Naturgewalt des Rechts
„Das Recht ströme wie Wasser, die Gerechtigkeit wie ein nie versiegender Bach“ – so lautet das Jahresmotto der action 365: eine Aussage, die hochaktuell in unsere Zeit passt.
Wer hätte gedacht, dass dieser Satz sieben Jahrhunderte vor Christi Geburt verfasst wurde? Von einem Hirten und Maulbeerbauern namens Amos, einem alttestamentarischen Propheten, der sich voller Elan mit den Mächtigen seiner Zeit anlegte. Das Poster stellt das Jahresmotto in kalligraphischer Weise in den Mittelpunkt (Gestaltung: Gottfried Pott). Die Aussage ist so kraftvoll, dass sie erst einmal für sich stehen und Wirkung entfalten kann.
Leicht zu verdauen sind die Schimpftiraden des Propheten Amos gegen Völlerei, Vielweiberei, Verschwendungssucht, Ausbeutung der Armen, Verfehlungen der Herrschenden und Anbetung fremder Götter nicht. Schlimme Strafen droht er im Namen Gottes an, so groß muss seine Verzweiflung über die herrschenden Zustände gewesen sein. Amos wütet jedoch nicht nur gegen die Verfehlungen seines Volkes, sondern auch gegen die anderer Ethnien. Er bezieht sich nicht nur auf das eigene Volk, sondern prangert Verfehlungen unabhängig von der Volkszugehörigkeit an, was dem Text eine erstaunliche Modernität verleiht: Hier wurden schon die Grundlagen des heutigen Völkerrechts gelegt. Für eine höhere Instanz, die Verbrechen gegen die Menschlichkeit verurteilt.
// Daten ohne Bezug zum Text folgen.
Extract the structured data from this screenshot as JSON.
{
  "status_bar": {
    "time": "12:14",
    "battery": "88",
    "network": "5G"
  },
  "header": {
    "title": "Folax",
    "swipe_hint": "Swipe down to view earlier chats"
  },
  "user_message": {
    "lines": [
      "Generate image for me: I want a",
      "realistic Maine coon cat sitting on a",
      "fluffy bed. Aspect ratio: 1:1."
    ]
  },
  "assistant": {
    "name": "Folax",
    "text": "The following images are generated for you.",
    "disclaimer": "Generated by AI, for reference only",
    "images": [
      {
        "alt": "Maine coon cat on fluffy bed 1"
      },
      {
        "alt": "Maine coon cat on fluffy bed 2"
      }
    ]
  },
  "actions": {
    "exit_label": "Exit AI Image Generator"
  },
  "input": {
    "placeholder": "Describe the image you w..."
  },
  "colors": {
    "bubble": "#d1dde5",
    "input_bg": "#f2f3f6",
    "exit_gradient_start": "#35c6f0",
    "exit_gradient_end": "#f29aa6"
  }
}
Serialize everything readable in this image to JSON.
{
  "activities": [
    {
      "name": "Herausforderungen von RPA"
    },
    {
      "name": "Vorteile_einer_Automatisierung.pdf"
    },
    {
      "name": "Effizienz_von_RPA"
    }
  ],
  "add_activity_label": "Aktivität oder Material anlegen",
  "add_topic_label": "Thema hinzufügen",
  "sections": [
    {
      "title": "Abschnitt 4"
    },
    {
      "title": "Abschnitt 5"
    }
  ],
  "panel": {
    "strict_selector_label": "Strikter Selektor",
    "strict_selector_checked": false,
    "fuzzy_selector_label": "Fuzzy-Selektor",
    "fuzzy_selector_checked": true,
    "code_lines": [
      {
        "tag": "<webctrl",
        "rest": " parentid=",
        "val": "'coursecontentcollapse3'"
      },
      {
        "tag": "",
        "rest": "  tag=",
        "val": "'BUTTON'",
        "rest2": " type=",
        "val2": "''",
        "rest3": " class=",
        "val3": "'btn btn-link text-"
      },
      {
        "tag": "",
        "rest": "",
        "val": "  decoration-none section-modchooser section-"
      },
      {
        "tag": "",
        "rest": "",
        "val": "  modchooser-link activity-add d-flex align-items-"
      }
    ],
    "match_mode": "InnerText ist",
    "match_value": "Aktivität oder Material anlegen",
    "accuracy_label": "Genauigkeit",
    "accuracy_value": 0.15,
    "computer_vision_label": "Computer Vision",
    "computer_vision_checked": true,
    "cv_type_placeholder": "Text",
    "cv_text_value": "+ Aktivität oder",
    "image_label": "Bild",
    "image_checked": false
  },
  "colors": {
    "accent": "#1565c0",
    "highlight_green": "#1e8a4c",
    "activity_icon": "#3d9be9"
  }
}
Und dann, zwischen Strafandrohungen und Beschreibung der schrecklichen Zustände auf einmal dieser Satz: „Das Recht ströme wie Wasser, die Gerechtigkeit wie ein nie versiegender Bach“. Ein kurzes Innehalten, ein Aufatmen, ein Wunschdenken, ein Flehen inmitten dieser aussichtslosen Situation, der Unbelehrbarkeit des Volkes. Amos wünscht sich das Recht als natürlich gegebenes Element inmitten unseres Lebens, Gerechtigkeit als einen Bach, aus dem wir unseren Durst stillen können, wenn es das Leben mal wieder nicht gut mit uns meint. Den Durst nach Verständnis, Geborgenheit und Liebe.
Aus seiner Vergangenheit als Hirte und Maulbeerbauer in der kargen Landschaft Israels weiß Amos, was Wasser bedeutet: Es macht Überleben erst möglich, es nährt und hält uns am Leben, es spendet Frische, Freude und Reinigung. Es ist der kostbarste Schatz der Menschen im Kampf mit den oft unwirtlichen Elementen. Trockenheit bedeutet Dürre und Hunger, Sterben und Tod – Wasser dagegen ist das Leben, bedeutet Neubeginn, Aufbruch, Nahrung und Frieden. Der frühe Gesellschaftskritiker Amos ließ sich von Drohungen und Strafen gegen seine Person nicht von seinem Anliegen abbringen. Er sollte mit seiner unerschütterlichen Zivilcourage Vorbild für alle kommenden Generationen sein. Gerechtigkeit als eine Naturgewalt, die über die Menschen kommt und sich durchsetzt – ein Wunsch, der heute aktueller ist denn je.